Cosa pensare? Il fatto che la Pboc, utilizzando la scusa della crisi quasi terminale del conglomerato, abbia riattivato con forza quattro la sua stamperia ci porta a prevedere un’accelerazione del ciclico rimbalzo dell’impulso creditizio di Pechino. Tradotto, la discesa del PMI globale potrebbe essere meno ripida, se la Cina immette liquidità con magnitudo e tempi da emergenza e forza la ripresa innescando l’overdrive. Ma, comunque sia, una flessione è garantita.
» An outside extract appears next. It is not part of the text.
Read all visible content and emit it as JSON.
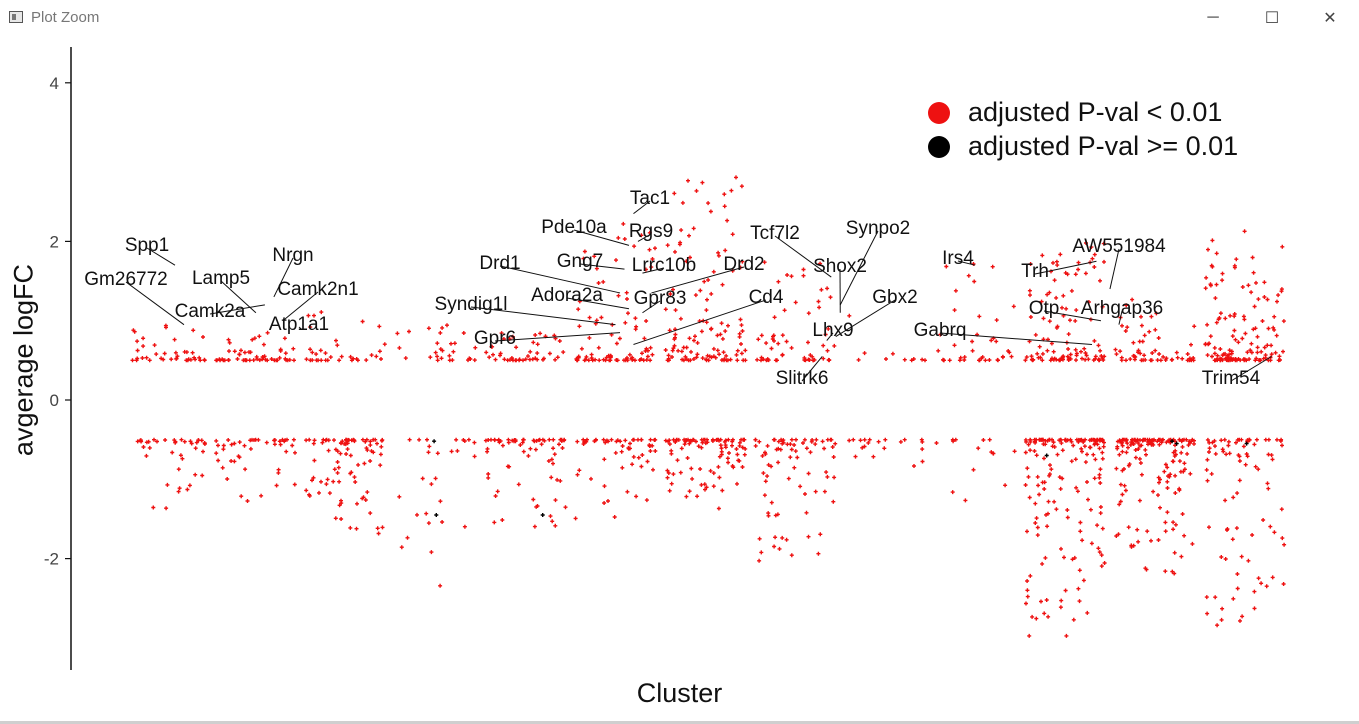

Solitamente, quell’indicatore cinese anticipa di 6-7 mesi l’andamento manifatturiero globale ma la crisi della supply chain ha drammatizzato il contesto e ridotto i tempi a 3-4 mesi: fine agosto ha visto l’impulso creditizio toccare il suo livello più basso, il bottom. Ma la sua risalita è cominciata, per quanto in grande stile grazie a Evergrande, solo ora. Tutto, quindi, dipende dalla volontà della Cina di proseguire su quella strada.
Ed ecco che, con ogni probabilità, l’affaire Evergrande con i suoi potenziale addentellati di contagio potrebbe proseguire per settimane e settimane, magari esacerbato da volontari default su pagamenti di cedole da parte di altri soggetti. Un bel flip-flop strutturale. Come l’Isis, la Corea del Nord, la guerra commerciale, il Russiagate, il Covid. Come capire se davvero qualcosa sta andando fuori controllo, se davvero c’è da cominciare a preoccuparsi per evento di credito di sistemico e non per l’ennesimo trucco a cui si ricorre per stampare e far proseguire la giostra del Qe? Ce lo mostra questo grafico: se esiste al mondo un indicatore di rischio e liquidità sul mercato monetario, questo è lo spread Libor-Ois, il canarino nella miniera dell’interbancario.
Nell’aprile del 2020, al picco della crisi pandemica, toccò quota 135,213. Venerdì, il giorno seguente al mancato pagamento del coupon da parte di Evergrande, è sceso ulteriormente dal suo livello già rasoterra, arrivando a 3,2. Il mercato non mente, pur drogato di Qe, quando lo si guarda nei suoi meandri meno conosciuti e più strategici: se ci fosse davvero stato un rischio sistemico, quantomeno sarebbe salito in area 40-50 di colpo o nell’arco di due o tre giorni. Da un lato, quindi, ridimensioniamo la canea millenarista attorno a Evergrande. Ma guardiamo al quadro di insieme che questa finora ha nascosto, operando come il proverbiale dito da fissare per non guardare la Luna: se davvero Fed e Bank of England intendono operare un taper, lo stanno per fare in un periodo contingente di contrazione monetaria acclarata e soprattutto di rallentamento macro che tende a peggiorare rapidamente. Un suicidio nel suicidio. Tradotto, si cerca l’incidente controllato, consci del fatto che senza Qe il mondo non va più avanti, come mostra questo grafico finale.
Il rischio? Anche l’incidente controllato meglio organizzato sconta rischi nella sua esecuzione. In questo caso, l’esplosione di una stagflazione globale che renda impossibile stimolare la crescita con manovre espansive. A quel punto, il Libor-Ois volerà alle stelle. E se lo starete monitorando, ne avrete le avvisaglie. Come le ebbero alcuni attenti osservatori nell’estate 2008.